Kunnen mensen die onterecht een boete hebben ontvangen op een eenvoudige manier bezwaar
aantekenen, zodat deze boete zonder disproportionele administratieve lasten wordt
geseponeerd?
Antwoord 7 en 8
Doordat de foto’s na analyse uit het systeem worden gefilterd, zijn onterechte boetes
uitzonderlijk.

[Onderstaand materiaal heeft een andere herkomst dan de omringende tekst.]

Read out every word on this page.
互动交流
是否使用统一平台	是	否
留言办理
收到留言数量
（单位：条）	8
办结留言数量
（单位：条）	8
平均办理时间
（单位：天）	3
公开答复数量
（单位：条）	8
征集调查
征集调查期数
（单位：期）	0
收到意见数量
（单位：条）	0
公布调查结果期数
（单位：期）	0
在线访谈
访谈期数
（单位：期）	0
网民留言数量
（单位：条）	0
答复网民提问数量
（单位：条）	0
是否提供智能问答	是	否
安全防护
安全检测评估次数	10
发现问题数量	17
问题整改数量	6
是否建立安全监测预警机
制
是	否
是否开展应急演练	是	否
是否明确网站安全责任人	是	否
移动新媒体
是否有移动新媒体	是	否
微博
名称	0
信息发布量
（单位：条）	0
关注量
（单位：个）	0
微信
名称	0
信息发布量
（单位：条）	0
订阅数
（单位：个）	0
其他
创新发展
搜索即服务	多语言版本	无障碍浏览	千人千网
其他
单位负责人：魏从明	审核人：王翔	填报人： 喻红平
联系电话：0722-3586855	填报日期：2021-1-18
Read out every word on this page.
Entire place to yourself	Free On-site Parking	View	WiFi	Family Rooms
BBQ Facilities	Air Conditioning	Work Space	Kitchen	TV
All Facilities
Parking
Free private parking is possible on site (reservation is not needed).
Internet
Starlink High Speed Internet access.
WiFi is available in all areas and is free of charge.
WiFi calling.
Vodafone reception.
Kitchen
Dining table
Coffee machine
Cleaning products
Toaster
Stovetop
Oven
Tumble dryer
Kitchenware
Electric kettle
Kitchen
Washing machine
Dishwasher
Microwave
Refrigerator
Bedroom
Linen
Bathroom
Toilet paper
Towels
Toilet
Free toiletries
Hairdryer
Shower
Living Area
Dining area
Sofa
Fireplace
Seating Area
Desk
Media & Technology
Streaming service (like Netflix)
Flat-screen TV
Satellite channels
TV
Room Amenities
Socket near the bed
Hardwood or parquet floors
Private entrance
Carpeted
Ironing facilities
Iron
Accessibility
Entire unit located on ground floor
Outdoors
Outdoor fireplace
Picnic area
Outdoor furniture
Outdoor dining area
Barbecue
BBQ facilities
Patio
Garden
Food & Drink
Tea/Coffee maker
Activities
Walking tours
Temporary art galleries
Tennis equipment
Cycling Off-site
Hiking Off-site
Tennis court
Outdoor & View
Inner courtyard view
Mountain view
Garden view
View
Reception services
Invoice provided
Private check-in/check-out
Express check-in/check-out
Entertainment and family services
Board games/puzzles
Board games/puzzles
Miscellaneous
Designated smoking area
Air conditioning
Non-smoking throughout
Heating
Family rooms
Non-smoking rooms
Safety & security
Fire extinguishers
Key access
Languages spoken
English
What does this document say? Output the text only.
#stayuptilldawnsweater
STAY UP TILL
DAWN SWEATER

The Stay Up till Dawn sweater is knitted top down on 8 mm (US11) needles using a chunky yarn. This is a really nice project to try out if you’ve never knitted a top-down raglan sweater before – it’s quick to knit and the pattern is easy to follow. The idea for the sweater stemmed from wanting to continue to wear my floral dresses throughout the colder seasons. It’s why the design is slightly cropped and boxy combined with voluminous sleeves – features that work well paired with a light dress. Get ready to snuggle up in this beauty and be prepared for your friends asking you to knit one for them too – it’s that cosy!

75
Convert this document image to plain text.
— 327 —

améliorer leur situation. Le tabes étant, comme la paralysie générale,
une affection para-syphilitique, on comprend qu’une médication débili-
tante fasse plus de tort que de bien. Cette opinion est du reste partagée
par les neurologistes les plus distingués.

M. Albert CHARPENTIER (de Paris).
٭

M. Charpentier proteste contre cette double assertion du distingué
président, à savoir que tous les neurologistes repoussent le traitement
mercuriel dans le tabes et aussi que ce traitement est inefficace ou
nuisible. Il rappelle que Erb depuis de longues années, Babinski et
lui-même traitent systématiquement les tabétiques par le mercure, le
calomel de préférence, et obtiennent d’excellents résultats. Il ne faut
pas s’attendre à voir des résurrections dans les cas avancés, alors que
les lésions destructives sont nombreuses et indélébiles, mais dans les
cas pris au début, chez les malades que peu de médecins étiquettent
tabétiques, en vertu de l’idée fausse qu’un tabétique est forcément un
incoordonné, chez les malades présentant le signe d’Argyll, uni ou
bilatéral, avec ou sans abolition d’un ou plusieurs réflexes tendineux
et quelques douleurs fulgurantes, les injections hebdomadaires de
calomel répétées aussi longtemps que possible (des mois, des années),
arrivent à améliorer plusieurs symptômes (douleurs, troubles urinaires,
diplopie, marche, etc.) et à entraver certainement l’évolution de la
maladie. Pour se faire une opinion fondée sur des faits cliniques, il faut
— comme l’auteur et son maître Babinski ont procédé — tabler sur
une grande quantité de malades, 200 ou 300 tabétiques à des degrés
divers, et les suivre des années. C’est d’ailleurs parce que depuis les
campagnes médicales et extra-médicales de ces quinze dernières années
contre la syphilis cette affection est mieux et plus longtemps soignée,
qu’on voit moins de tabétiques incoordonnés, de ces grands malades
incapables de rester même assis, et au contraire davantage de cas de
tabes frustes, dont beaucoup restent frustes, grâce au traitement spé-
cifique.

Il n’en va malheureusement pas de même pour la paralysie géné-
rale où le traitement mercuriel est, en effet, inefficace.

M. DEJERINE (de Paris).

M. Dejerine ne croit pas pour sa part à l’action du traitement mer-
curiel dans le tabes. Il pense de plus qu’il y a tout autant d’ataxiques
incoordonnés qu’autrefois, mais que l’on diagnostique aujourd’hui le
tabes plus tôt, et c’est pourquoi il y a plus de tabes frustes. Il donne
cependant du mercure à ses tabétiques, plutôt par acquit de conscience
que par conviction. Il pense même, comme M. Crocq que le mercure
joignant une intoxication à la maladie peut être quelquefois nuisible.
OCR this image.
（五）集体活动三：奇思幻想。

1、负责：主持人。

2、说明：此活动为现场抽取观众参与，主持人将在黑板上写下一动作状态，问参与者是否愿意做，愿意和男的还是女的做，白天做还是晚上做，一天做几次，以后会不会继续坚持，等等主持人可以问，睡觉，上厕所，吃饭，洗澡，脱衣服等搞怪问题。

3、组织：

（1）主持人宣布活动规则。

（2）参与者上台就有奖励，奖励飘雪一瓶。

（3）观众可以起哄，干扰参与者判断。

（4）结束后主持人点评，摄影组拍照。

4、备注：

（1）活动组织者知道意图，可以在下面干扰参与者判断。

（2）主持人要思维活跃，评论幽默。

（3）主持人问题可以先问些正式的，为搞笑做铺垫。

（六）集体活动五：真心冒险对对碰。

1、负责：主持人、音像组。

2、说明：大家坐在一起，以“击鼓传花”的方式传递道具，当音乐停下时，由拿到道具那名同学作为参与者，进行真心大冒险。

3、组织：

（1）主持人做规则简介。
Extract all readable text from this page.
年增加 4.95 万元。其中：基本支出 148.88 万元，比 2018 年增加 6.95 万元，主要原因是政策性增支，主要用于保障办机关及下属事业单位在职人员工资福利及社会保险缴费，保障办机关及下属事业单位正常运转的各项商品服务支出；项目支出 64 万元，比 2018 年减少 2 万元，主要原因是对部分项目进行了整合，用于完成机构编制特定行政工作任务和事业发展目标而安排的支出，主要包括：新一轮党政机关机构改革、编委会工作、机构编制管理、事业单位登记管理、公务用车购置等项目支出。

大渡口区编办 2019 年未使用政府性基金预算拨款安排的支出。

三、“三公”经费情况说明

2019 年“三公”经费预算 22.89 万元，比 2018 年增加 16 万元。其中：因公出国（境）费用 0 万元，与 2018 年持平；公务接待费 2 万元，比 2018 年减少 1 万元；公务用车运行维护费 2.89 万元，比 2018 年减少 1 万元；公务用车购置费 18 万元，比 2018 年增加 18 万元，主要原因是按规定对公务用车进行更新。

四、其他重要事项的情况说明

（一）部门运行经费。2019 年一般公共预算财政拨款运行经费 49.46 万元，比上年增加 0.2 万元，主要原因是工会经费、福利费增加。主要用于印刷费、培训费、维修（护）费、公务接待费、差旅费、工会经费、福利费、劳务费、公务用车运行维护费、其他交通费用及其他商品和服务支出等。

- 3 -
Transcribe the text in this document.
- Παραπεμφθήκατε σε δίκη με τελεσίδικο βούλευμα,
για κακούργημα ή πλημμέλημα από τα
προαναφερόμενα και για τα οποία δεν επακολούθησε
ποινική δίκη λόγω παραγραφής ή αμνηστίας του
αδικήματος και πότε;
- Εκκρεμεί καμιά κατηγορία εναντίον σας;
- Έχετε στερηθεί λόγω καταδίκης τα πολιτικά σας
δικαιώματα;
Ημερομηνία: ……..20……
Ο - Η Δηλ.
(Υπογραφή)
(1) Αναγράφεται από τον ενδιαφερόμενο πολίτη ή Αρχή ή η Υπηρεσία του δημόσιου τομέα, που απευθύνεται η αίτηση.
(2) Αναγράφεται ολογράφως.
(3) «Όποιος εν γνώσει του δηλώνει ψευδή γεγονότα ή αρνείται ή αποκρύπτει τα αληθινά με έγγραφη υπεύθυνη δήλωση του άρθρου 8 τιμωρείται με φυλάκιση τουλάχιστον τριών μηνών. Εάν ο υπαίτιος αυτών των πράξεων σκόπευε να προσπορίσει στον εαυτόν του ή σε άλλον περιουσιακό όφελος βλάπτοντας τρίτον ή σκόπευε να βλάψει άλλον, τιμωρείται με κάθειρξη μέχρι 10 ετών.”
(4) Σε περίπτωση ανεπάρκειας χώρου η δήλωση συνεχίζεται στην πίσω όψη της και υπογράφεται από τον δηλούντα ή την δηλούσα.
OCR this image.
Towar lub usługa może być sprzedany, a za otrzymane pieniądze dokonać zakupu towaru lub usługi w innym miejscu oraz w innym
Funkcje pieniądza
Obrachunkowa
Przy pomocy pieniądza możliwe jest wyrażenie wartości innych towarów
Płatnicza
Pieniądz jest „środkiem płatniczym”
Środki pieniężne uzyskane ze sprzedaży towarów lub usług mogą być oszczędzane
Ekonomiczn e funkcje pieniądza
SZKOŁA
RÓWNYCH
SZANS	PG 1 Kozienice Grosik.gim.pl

Mochten er echter toch onjuiste beschikkingen worden verstuurd dan
kan men te allen tijde contact opnemen met de politie, waarna een evident onjuiste
meting dan wel zaak kan worden geseponeerd.
Vraag 9
Hoe voorkomt u dat in de toekomst mensen onterecht een boete ontvangen als gevolg
van dergelijke onbetrouwbare snelheidsmetingen?
Antwoord 9
Zoals hierboven al is aangegeven, zijn onterechte boetes zeer uitzonderlijk. Om het
specifieke probleem te verhelpen, wordt door leverancier in samenwerking met de politie
gewerkt aan een upgrade van de herkenningssoftware. Hierdoor worden politiemedewerkers
nog meer ondersteund in het beoordelen van foto’s, waardoor de kans op een onterechte
bekeuring verder wordt verkleind. Naar verwachting zal begin maart gestart zal worden
met het upgraden van de software. Daarnaast is de werkinstructie nogmaals onder de
aandacht van de politiemedewerkers gebracht.